Dr. Peter J. Hotez, reitor da Escola Nacional de Medicina Tropical do Baylor College of Medicine, em Houston, disse: “As vacinas de proteína geralmente têm um bom histórico de segurança”. Ele acrescentou que as vacinas proteicas são comuns para inocular crianças contra hepatite B e haemophilus influenzae tipo b.
Cuba começou a investir em biotecnologia em 1981, apenas cinco anos depois que a primeira empresa de biotecnologia do mundo, a Genentech, foi incorporado nos EUA O setor agora emprega 20.000 pessoas.

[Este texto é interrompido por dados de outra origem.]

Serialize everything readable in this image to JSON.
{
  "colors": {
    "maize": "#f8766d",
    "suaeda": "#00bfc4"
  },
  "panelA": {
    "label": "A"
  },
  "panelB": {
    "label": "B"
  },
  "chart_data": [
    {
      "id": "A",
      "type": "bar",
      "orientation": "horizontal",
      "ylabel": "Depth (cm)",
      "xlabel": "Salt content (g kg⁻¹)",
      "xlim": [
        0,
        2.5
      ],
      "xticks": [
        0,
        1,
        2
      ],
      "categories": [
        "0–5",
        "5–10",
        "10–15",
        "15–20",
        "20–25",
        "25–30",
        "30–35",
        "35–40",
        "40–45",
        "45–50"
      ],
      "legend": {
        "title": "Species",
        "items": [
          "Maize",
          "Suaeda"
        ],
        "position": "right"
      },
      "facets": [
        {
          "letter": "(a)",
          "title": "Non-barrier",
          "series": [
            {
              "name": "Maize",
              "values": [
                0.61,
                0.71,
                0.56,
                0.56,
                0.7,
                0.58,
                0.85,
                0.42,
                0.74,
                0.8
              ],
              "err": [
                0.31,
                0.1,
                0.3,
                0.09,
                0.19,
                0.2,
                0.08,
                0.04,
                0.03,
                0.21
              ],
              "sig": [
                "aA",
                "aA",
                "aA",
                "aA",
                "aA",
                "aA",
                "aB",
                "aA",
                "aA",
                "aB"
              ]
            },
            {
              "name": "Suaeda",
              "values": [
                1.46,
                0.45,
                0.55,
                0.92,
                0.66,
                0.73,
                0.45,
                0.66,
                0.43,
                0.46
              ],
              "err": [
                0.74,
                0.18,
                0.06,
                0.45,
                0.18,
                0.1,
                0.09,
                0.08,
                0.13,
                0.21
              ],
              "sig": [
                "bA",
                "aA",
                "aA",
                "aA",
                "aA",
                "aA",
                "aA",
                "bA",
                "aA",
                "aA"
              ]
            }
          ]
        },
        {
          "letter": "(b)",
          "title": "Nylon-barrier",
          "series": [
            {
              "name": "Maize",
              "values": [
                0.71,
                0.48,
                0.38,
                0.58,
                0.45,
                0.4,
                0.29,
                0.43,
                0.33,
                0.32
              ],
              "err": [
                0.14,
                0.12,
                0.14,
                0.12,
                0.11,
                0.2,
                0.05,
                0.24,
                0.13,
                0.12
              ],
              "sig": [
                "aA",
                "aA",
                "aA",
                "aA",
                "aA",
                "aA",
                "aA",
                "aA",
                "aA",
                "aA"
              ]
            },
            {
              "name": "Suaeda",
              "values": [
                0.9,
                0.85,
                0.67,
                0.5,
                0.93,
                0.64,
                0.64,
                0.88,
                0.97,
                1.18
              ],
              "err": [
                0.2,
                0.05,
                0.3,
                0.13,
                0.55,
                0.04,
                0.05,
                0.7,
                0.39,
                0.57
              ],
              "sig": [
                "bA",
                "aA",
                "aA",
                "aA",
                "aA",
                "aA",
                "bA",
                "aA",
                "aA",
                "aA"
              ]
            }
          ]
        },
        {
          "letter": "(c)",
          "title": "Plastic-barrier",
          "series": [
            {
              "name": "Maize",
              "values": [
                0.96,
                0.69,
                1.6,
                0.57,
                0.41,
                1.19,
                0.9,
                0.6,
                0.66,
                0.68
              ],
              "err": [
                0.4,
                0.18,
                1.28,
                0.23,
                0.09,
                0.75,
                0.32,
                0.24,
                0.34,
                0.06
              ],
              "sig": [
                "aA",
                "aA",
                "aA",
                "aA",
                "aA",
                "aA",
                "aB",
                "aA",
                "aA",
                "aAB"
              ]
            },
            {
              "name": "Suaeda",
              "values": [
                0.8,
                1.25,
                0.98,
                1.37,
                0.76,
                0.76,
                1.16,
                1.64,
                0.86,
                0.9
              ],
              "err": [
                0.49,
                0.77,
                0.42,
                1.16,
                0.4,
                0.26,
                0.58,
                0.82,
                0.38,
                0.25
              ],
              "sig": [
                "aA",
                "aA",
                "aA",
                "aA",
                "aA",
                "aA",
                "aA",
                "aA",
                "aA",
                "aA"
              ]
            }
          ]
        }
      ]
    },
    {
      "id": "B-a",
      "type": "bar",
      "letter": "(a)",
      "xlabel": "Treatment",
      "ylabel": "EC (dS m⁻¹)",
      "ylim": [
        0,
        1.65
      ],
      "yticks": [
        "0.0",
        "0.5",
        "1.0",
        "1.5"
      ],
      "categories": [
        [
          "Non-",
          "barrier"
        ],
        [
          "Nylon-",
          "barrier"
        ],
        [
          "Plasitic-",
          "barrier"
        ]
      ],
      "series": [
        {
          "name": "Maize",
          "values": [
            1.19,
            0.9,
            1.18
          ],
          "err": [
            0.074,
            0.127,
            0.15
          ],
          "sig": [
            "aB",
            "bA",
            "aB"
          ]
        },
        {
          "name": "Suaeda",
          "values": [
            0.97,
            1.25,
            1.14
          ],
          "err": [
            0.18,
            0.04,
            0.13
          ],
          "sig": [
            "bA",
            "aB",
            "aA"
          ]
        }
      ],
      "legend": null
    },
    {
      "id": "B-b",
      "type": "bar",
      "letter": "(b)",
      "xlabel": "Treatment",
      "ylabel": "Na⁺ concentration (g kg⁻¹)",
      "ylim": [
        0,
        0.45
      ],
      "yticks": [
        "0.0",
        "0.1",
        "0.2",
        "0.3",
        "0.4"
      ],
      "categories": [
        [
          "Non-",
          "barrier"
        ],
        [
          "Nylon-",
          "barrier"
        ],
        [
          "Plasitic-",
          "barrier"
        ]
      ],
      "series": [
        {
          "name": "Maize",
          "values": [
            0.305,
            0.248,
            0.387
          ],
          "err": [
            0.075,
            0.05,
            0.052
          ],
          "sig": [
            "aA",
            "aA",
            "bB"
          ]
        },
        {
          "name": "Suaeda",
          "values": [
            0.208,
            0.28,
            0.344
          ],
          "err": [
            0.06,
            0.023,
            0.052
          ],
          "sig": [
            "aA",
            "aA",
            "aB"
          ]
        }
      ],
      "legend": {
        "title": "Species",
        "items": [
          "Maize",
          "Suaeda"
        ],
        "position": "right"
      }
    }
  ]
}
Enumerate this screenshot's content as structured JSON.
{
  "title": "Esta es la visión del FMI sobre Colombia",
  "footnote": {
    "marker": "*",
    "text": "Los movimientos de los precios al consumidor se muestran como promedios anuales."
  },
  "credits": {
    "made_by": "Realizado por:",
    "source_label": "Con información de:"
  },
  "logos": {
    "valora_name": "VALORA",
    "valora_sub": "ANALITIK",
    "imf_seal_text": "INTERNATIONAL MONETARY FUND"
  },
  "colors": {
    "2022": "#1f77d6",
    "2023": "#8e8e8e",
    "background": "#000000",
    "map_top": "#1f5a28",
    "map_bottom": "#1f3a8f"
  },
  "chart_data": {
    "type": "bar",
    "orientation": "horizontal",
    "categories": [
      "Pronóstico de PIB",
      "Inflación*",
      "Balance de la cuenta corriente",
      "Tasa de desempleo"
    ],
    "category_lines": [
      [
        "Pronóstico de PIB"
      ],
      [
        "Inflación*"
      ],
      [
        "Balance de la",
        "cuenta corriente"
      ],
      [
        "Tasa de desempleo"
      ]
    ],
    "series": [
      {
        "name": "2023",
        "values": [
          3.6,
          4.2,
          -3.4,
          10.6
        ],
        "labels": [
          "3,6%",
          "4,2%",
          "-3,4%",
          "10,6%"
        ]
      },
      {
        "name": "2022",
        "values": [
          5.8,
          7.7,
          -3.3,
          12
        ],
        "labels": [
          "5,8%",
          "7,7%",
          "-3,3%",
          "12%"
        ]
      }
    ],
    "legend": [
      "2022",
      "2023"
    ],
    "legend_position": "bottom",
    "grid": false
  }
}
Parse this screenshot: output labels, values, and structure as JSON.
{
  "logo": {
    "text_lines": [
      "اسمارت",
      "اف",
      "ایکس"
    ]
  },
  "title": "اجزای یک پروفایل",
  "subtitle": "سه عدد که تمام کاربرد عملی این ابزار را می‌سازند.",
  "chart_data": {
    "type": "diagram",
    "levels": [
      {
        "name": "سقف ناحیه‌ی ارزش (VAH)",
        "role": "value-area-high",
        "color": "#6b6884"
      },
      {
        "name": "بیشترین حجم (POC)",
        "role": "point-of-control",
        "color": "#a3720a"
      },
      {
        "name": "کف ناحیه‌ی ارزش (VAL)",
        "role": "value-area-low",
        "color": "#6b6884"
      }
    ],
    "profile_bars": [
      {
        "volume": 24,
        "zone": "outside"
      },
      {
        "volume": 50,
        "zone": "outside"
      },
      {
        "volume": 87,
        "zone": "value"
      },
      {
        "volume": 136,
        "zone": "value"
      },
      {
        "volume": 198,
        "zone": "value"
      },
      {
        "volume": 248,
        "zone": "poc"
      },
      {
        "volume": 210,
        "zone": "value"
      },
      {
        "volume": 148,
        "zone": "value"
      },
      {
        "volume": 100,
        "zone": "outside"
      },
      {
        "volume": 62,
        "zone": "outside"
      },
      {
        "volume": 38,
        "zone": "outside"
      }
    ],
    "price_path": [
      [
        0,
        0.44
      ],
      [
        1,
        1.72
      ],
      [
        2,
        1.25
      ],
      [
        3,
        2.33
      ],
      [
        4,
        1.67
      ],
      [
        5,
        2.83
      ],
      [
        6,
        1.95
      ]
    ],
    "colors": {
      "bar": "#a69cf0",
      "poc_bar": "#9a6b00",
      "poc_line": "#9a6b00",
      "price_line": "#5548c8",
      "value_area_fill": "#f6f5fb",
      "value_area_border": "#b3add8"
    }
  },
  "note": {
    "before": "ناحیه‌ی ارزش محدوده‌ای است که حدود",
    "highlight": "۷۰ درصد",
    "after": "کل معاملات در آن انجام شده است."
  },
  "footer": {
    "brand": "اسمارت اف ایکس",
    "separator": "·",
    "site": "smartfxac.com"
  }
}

“Os cubanos estão acostumados a vacinas produzidas internamente”, disse Yaffe, estudioso da Universidade de Glasgow. A ilha produz oito das 12 vacinas usadas em seu programa de imunização infantil.
E em uma ilha que tem o mundo maior proporção médico-paciente, o lançamento foi rápido. “A cultura de prevenção por meio do uso de vacinas é promovida por agentes comunitários de saúde que conhecem seu bairro, conhecem as famílias e ajudam a garantir que todas as crianças sejam vacinadas”, disse o Dr. Jon K. Andrus, ex-diretor regional do programa de imunização da Organização Pan-Americana da Saúde e professor de saúde pública na Universidade George Washington.
Zenia Vega, cuja filha de 4 anos, Alexandra Albisa, foi vacinada no ano passado, disse: “Minha filha tem mais chances de permanecer saudável agora que está vacinada. As crianças são uma prioridade em Cuba”.